Neutron polarimetry has been established as an ideal technique for the investigation of foundations of quantum mechanics with massive particles. This is demonstrated especially in experiments where high stability and efficiency for observation of quantum mechanical phenomena are required: such as the noncommutation of the Pauli spin operator, geometric phase measurements and evidence of entanglement of different degrees of freedom in single neutron systems.
In this project we propose three major research targets:
(i) Development of a weak measurement procedure by means of a non-ideal Stern-Gerlach apparatus in neutron polarimetry
(ii) Investigation of topological phases, more precisely phases induced by non-unitary evolutions and an extension of the Sagnac effect, i.e., the Sagnac-Mashhoon effect
(iii) Quantum state tomographic (density matrix reconstruction) of a maximally entangled Bell state and a reconstruction of the Wigner functions of Schrödinger cat states (Neutron wave-packet tomography)

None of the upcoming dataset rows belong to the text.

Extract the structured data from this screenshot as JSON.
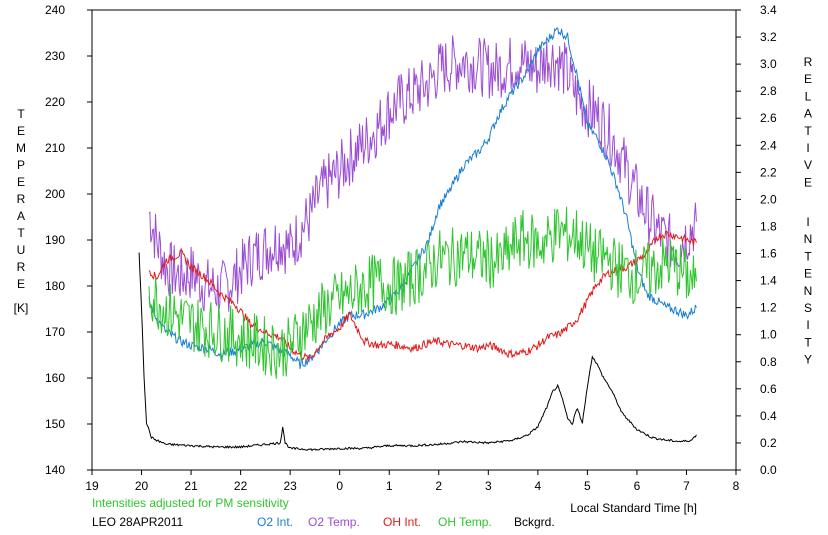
{
  "chart_data": {
    "type": "line",
    "title": "",
    "station": "LEO 28APR2011",
    "note": "Intensities adjusted for PM sensitivity",
    "xlabel": "Local Standard Time [h]",
    "ylabel_left": "TEMPERATURE",
    "ylabel_left_unit": "[K]",
    "ylabel_right": "RELATIVE INTENSITY",
    "x_ticks": [
      "19",
      "20",
      "21",
      "22",
      "23",
      "0",
      "1",
      "2",
      "3",
      "4",
      "5",
      "6",
      "7",
      "8"
    ],
    "ylim_left": [
      140,
      240
    ],
    "y_ticks_left": [
      "140",
      "150",
      "160",
      "170",
      "180",
      "190",
      "200",
      "210",
      "220",
      "230",
      "240"
    ],
    "ylim_right": [
      0.0,
      3.4
    ],
    "y_ticks_right": [
      "0.0",
      "0.2",
      "0.4",
      "0.6",
      "0.8",
      "1.0",
      "1.2",
      "1.4",
      "1.6",
      "1.8",
      "2.0",
      "2.2",
      "2.4",
      "2.6",
      "2.8",
      "3.0",
      "3.2",
      "3.4"
    ],
    "grid": false,
    "legend_position": "bottom",
    "series": [
      {
        "name": "O2 Int.",
        "color": "#1a7fd4",
        "axis": "right",
        "x": [
          20.15,
          20.3,
          20.5,
          20.8,
          21.0,
          21.3,
          21.6,
          21.9,
          22.2,
          22.5,
          22.8,
          23.0,
          23.2,
          23.4,
          23.6,
          23.8,
          24.0,
          24.2,
          24.5,
          24.8,
          25.0,
          25.2,
          25.5,
          25.8,
          26.0,
          26.2,
          26.5,
          26.8,
          27.0,
          27.2,
          27.4,
          27.6,
          27.8,
          28.0,
          28.2,
          28.4,
          28.6,
          28.8,
          29.0,
          29.2,
          29.4,
          29.6,
          29.8,
          30.0,
          30.2,
          30.4,
          30.6,
          30.8,
          31.0,
          31.2
        ],
        "values": [
          1.25,
          1.12,
          1.02,
          0.95,
          0.92,
          0.9,
          0.86,
          0.88,
          0.92,
          0.95,
          0.88,
          0.85,
          0.78,
          0.82,
          0.9,
          1.0,
          1.08,
          1.14,
          1.15,
          1.2,
          1.25,
          1.33,
          1.5,
          1.7,
          1.95,
          2.05,
          2.25,
          2.35,
          2.45,
          2.62,
          2.75,
          2.85,
          2.95,
          3.1,
          3.18,
          3.26,
          3.2,
          2.9,
          2.55,
          2.45,
          2.3,
          2.1,
          1.85,
          1.5,
          1.3,
          1.25,
          1.2,
          1.18,
          1.14,
          1.2
        ]
      },
      {
        "name": "O2 Temp.",
        "color": "#9b4ed4",
        "axis": "left",
        "x": [
          20.15,
          20.3,
          20.5,
          20.8,
          21.0,
          21.3,
          21.6,
          21.9,
          22.2,
          22.5,
          22.8,
          23.0,
          23.2,
          23.4,
          23.6,
          23.8,
          24.0,
          24.2,
          24.5,
          24.8,
          25.0,
          25.2,
          25.5,
          25.8,
          26.0,
          26.2,
          26.5,
          26.8,
          27.0,
          27.2,
          27.4,
          27.6,
          27.8,
          28.0,
          28.2,
          28.4,
          28.6,
          28.8,
          29.0,
          29.2,
          29.4,
          29.6,
          29.8,
          30.0,
          30.2,
          30.4,
          30.6,
          30.8,
          31.0,
          31.2
        ],
        "values": [
          196,
          190,
          184,
          182,
          183,
          180,
          179,
          182,
          186,
          188,
          190,
          188,
          192,
          195,
          200,
          203,
          205,
          208,
          211,
          215,
          218,
          220,
          222,
          224,
          227,
          228,
          229,
          228,
          227,
          227,
          228,
          229,
          228,
          227,
          230,
          229,
          226,
          221,
          219,
          217,
          214,
          210,
          205,
          200,
          196,
          192,
          190,
          188,
          191,
          194
        ]
      },
      {
        "name": "OH Int.",
        "color": "#e01b1b",
        "axis": "right",
        "x": [
          20.15,
          20.3,
          20.5,
          20.8,
          21.0,
          21.3,
          21.6,
          21.9,
          22.2,
          22.5,
          22.8,
          23.0,
          23.2,
          23.4,
          23.6,
          23.8,
          24.0,
          24.2,
          24.5,
          24.8,
          25.0,
          25.2,
          25.5,
          25.8,
          26.0,
          26.2,
          26.5,
          26.8,
          27.0,
          27.2,
          27.4,
          27.6,
          27.8,
          28.0,
          28.2,
          28.4,
          28.6,
          28.8,
          29.0,
          29.2,
          29.4,
          29.6,
          29.8,
          30.0,
          30.2,
          30.4,
          30.6,
          30.8,
          31.0,
          31.2
        ],
        "values": [
          1.48,
          1.42,
          1.55,
          1.6,
          1.5,
          1.42,
          1.3,
          1.22,
          1.08,
          1.02,
          0.98,
          0.9,
          0.85,
          0.82,
          0.92,
          1.0,
          1.05,
          1.15,
          0.95,
          0.92,
          0.93,
          0.92,
          0.9,
          0.94,
          0.95,
          0.93,
          0.92,
          0.9,
          0.92,
          0.9,
          0.86,
          0.86,
          0.88,
          0.92,
          0.98,
          1.0,
          1.05,
          1.12,
          1.25,
          1.38,
          1.45,
          1.48,
          1.5,
          1.55,
          1.6,
          1.72,
          1.75,
          1.73,
          1.7,
          1.68
        ]
      },
      {
        "name": "OH Temp.",
        "color": "#2ec52e",
        "axis": "left",
        "x": [
          20.15,
          20.3,
          20.5,
          20.8,
          21.0,
          21.3,
          21.6,
          21.9,
          22.2,
          22.5,
          22.8,
          23.0,
          23.2,
          23.4,
          23.6,
          23.8,
          24.0,
          24.2,
          24.5,
          24.8,
          25.0,
          25.2,
          25.5,
          25.8,
          26.0,
          26.2,
          26.5,
          26.8,
          27.0,
          27.2,
          27.4,
          27.6,
          27.8,
          28.0,
          28.2,
          28.4,
          28.6,
          28.8,
          29.0,
          29.2,
          29.4,
          29.6,
          29.8,
          30.0,
          30.2,
          30.4,
          30.6,
          30.8,
          31.0,
          31.2
        ],
        "values": [
          179,
          177,
          175,
          173,
          172,
          171,
          170,
          169,
          168,
          167,
          166,
          167,
          170,
          172,
          174,
          176,
          177,
          178,
          180,
          181,
          180,
          180,
          182,
          184,
          186,
          186,
          187,
          186,
          186,
          185,
          187,
          190,
          190,
          189,
          190,
          192,
          191,
          191,
          188,
          186,
          186,
          184,
          183,
          182,
          183,
          184,
          185,
          184,
          182,
          181
        ]
      },
      {
        "name": "Bckgrd.",
        "color": "#000000",
        "axis": "right",
        "x": [
          19.95,
          20.0,
          20.05,
          20.1,
          20.2,
          20.3,
          20.5,
          21.0,
          21.5,
          22.0,
          22.5,
          22.8,
          22.85,
          22.9,
          23.0,
          23.5,
          24.0,
          24.5,
          25.0,
          25.5,
          26.0,
          26.5,
          27.0,
          27.5,
          27.8,
          28.0,
          28.2,
          28.3,
          28.4,
          28.5,
          28.6,
          28.7,
          28.75,
          28.8,
          28.9,
          29.0,
          29.1,
          29.2,
          29.3,
          29.5,
          29.7,
          30.0,
          30.3,
          30.6,
          30.9,
          31.1,
          31.2
        ],
        "values": [
          1.6,
          1.2,
          0.7,
          0.35,
          0.24,
          0.22,
          0.19,
          0.18,
          0.17,
          0.17,
          0.19,
          0.2,
          0.32,
          0.2,
          0.16,
          0.15,
          0.16,
          0.16,
          0.18,
          0.18,
          0.19,
          0.21,
          0.2,
          0.22,
          0.26,
          0.32,
          0.48,
          0.58,
          0.62,
          0.52,
          0.38,
          0.34,
          0.42,
          0.45,
          0.35,
          0.62,
          0.84,
          0.78,
          0.7,
          0.58,
          0.42,
          0.3,
          0.24,
          0.22,
          0.21,
          0.22,
          0.26
        ]
      }
    ]
  }
}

Assuming the value of an observable depends on both a pre- and a post-selected state vector Aharobov and his co-workers developed a so called weak measurement scheme, yielding measurement values (weak values), which may lie far outside the usual range of the observable's eigenvalues. An experimental demonstration using neutrons is still lacking. The second topic of our project is devoted to topological phase. Here we are interested in non-unitarity evolutions, which are usually considered in “open quantum systems. A geometric phase arising from an evolution path depends only upon the path traced out by the system, but is different from the usual geometric phase from unitary evolutions. In addition a neutron polarimetric version of the Sagnac effect, which originally describes the influence of rotation on the phase of light passing through an interferometer, is considered using a slowly rotating static magnetic field. The last topic of the project is entanglement detection, where a quantum state tomography of a quantum system consisting of two qubits (spin and total energy of the neutron) requires measuring a full set of 16 operators. A high-frequency spin flipper system, where due to the exchange of energy with the radiation field (via photons) spin and energy of the neutron are manipulated, forms the basis for density matrix and reconstruction and tomographic reconstruction of the Wigner functions of Schrödinger cat states. Therefore development of a state of the art high-frequency spin-flipper system is inevitable.
In this project, experimental investigations will have priority and theoretical support will be provided from collaborations with groups in Austria and worldwide. The aim of the project is to contribute to the impressive progress of quantum optics/communication technology and to better understand fundamental concepts of quantum mechanics by using specific properties of the neutron.